Empathy understands the moment, and compassion enters it. And in healthcare, that is all the difference. Your patients won’t just need your knowledge. They won’t just need your technical expertise. They will need your presence, your willingness to step in the moment with them. That shift from feeling to doing is where healing begins in your career.
You will meet people on some of their hardest days—people who feel vulnerable, afraid, confused, and overwhelmed. Two patients may walk in with the same diagnosis but carry entirely different stories. Compassion is what helps you treat the story as much as the symptoms. It shows up in small and often unnoticed ways when you take a moment longer to listen.
When you ask a question that nobody else has thought to ask, and when you acknowledge a fear, rather than rush past it. When you offer dignity in a time when someone feels exposed, not because the moment was any less painful, but when your presence says simply, you matter. Compassion doesn’t require perfection. It requires presence.
Presence is often the most healing thing you can offer. Whether or not you see yourself as a leader today, compassion will make you a leader. Leadership isn’t about authority. Leadership is the courage to act, to care, to advocate for someone who has no voice, to slow down when the world tells you to speed up, and to speak out when something isn’t right.
There will be days when you’re tired and rushed and stretched so thin that the easiest path is not the compassionate one. Those are the moments that define a career, not the easy decisions, the meaningful ones. Compassion is not a soft skill. It is a courage in everyday form.
A few months ago, I delivered my mother’s eulogy. It was one of the hardest moments in my life, but when I finished speaking, I did feel something unexpected: comfort, not because it was any less painful, because believe me, it wasn’t. But, because compassion had surrounded her during her final years from my brothers who were with her nearby in New York, from her caretakers, and from other loved ones. All from people who treated her with dignity.

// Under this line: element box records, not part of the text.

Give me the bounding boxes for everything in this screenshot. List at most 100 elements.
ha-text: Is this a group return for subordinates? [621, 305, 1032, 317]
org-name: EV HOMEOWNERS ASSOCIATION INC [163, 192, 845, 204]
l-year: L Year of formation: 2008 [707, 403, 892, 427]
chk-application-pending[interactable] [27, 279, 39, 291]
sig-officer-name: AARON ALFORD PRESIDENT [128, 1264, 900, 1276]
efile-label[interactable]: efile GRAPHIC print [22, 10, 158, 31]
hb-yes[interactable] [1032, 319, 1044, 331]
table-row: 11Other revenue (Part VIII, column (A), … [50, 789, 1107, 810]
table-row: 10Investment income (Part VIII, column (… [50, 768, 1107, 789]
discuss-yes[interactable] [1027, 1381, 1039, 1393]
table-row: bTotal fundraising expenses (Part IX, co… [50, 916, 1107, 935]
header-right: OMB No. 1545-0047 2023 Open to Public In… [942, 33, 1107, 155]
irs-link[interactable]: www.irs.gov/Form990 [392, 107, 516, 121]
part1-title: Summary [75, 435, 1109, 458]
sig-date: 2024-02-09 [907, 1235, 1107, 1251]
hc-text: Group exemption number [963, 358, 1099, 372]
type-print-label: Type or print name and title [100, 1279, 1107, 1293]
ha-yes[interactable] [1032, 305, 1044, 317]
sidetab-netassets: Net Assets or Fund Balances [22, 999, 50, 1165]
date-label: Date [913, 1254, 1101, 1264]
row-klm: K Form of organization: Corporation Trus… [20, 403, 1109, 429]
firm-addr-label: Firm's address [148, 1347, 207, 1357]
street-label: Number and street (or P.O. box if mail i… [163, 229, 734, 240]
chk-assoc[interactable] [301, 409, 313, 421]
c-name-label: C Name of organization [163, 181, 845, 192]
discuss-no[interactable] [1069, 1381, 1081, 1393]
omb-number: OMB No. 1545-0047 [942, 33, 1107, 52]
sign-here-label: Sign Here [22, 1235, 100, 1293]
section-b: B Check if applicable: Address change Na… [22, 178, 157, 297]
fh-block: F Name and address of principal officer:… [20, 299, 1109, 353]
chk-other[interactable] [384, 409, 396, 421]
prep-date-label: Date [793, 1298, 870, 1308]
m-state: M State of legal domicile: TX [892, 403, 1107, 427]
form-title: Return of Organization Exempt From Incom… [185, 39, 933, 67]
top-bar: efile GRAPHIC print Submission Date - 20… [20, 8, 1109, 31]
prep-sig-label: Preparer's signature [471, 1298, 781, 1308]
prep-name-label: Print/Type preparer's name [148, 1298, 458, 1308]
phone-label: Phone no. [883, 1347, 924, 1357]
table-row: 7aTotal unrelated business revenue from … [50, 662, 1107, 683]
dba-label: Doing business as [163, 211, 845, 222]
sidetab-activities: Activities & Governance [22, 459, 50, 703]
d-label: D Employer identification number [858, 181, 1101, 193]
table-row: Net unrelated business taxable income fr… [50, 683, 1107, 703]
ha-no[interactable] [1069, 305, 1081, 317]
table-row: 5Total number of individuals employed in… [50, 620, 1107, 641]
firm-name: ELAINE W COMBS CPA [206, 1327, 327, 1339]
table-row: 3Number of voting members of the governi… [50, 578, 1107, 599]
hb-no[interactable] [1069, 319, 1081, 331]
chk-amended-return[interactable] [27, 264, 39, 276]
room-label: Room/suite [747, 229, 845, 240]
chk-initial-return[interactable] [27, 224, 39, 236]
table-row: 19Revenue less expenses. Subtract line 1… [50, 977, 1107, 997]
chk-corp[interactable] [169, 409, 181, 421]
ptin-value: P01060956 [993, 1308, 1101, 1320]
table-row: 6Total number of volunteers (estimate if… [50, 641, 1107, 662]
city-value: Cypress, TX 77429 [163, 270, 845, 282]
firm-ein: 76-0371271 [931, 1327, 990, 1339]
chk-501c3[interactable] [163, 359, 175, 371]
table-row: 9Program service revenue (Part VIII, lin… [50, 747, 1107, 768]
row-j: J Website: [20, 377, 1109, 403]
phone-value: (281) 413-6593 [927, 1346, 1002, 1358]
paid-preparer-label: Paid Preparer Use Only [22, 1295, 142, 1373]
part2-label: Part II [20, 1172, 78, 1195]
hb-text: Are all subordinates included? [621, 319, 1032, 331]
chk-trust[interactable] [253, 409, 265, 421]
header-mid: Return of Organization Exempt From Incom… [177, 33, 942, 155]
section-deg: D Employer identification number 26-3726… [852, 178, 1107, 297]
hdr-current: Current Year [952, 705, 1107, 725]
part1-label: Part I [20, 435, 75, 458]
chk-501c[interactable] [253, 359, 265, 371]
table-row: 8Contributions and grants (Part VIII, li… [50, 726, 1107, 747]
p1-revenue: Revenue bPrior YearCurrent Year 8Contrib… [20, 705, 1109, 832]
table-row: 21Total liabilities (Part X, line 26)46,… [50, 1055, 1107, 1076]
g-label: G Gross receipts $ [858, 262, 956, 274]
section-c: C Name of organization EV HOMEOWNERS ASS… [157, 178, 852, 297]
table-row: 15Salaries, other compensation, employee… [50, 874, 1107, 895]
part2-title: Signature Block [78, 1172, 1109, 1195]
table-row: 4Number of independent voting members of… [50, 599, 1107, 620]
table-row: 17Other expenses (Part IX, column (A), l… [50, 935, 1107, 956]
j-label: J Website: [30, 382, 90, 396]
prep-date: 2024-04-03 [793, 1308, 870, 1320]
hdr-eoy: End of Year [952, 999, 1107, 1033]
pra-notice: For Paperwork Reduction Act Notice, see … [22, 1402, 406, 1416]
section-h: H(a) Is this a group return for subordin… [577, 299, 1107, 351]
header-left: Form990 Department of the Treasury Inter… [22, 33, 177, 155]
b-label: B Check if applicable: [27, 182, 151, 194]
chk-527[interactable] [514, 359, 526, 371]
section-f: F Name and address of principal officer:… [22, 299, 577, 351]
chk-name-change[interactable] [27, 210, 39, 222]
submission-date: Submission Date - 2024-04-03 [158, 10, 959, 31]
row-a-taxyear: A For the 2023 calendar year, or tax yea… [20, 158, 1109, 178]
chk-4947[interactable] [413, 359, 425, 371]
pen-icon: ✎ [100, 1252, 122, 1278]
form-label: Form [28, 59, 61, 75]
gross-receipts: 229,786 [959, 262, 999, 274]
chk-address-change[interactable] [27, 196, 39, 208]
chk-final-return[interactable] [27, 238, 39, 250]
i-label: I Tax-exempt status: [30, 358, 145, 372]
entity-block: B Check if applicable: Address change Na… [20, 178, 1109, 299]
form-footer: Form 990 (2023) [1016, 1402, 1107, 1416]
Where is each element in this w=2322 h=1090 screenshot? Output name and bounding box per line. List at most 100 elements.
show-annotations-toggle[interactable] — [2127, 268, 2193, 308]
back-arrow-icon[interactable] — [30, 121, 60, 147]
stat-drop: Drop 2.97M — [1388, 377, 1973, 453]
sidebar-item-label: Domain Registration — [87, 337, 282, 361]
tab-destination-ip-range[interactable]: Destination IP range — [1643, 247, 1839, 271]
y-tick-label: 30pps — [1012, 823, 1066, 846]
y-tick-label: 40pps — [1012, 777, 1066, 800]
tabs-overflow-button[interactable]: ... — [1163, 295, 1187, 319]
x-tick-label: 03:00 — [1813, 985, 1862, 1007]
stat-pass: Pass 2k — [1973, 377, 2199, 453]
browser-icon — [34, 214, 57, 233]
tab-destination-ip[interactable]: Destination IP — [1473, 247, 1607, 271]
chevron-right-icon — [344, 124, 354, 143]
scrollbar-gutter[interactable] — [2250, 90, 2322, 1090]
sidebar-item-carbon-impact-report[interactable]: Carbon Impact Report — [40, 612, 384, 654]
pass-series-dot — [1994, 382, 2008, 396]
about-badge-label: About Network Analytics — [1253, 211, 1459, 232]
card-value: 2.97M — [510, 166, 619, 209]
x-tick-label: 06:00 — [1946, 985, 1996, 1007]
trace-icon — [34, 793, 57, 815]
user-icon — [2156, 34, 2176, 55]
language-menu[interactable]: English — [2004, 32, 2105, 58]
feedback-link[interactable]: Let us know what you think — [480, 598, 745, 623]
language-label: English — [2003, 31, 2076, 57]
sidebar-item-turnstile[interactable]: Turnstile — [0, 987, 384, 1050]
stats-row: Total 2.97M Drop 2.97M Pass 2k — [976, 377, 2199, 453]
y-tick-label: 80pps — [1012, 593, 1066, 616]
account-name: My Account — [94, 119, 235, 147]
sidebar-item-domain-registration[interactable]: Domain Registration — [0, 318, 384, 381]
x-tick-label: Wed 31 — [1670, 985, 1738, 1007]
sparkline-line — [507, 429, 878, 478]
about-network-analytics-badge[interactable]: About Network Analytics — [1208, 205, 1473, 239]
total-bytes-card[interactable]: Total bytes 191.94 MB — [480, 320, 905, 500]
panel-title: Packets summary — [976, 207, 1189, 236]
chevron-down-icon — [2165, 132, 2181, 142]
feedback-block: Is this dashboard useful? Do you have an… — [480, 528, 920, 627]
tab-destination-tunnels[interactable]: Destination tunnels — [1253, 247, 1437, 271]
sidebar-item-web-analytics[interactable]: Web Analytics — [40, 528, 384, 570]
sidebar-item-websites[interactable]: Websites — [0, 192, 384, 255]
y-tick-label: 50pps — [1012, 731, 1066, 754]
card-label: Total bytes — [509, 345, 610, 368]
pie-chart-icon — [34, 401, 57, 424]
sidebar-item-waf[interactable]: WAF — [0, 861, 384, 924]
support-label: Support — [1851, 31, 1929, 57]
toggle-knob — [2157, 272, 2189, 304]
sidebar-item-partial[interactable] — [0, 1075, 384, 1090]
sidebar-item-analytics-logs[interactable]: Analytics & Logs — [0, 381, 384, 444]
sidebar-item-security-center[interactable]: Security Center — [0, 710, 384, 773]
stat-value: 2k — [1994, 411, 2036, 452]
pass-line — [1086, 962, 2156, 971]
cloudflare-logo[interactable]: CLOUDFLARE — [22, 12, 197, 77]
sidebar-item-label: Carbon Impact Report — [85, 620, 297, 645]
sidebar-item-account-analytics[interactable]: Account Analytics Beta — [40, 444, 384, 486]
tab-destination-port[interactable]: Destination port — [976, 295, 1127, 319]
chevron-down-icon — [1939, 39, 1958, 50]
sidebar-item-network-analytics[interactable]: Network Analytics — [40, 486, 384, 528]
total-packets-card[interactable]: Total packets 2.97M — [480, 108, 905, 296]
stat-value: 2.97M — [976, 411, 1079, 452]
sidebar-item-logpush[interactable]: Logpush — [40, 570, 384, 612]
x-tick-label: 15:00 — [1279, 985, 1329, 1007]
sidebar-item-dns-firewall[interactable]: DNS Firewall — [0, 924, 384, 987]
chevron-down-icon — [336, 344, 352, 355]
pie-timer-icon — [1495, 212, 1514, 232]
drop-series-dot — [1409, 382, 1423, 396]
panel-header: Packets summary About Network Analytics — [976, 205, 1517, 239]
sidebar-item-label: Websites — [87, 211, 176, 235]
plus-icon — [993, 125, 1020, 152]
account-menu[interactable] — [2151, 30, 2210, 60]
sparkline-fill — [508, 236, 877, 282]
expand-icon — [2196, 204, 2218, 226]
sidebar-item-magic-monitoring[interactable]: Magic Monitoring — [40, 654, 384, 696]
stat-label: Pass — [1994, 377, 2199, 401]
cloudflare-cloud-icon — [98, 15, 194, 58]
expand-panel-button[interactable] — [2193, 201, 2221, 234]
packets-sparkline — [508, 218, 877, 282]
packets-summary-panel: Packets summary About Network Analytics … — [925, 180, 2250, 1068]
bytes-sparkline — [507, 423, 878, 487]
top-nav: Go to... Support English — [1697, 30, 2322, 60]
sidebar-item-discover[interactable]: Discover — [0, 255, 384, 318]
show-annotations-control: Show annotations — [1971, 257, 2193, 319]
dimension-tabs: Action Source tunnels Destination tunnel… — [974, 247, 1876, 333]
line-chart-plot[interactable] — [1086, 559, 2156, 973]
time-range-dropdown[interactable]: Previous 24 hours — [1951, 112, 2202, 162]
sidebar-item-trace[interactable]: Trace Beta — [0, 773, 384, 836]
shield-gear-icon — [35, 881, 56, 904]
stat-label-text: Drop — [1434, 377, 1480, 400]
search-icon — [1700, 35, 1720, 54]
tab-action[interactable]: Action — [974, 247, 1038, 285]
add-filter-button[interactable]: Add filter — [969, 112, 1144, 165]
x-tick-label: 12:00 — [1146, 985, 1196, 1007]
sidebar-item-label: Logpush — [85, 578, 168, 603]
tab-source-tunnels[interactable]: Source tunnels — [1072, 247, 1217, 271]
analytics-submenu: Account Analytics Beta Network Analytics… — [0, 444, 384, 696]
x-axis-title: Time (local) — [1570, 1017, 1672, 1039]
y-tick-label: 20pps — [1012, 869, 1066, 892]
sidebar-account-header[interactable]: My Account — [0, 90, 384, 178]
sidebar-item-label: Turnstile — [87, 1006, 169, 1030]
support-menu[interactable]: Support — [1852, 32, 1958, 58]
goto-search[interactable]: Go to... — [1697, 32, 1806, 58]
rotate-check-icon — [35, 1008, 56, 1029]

Dignity when she needed it the most. In that moment, I understood clearly that compassion doesn’t erase pain, it doesn’t fix everything, but it does connect us when we need it the very most, and that connection can be transformational. So, as you step off the stage today into your professional lives, here is my hope for you.
Let your empathy become passion. Let your compassion become action. Let your presence be part of the healing you provide. Show up for people, not perfectly, but fully. Listen with patience, advocate with courage. Lead with your heart. Compassion isn’t something you add to healthcare. Compassion is healthcare, and when you lead with it, you will not only transform the lives of others. You will transform on your own as well.
I often think back to that moment in the locker room with my dad. He didn’t take away my disappointment. He didn’t change the outcome. He showed up. That’s compassion. Not fixing everything, not having the perfect words, just choosing to be there.
As you enter your profession, you will have countless opportunities to show up in moments, big and small, seen and unseen. Do it with courage, do it with humanity. Do it with passion.
Congratulations, graduates. Good luck and Godspeed.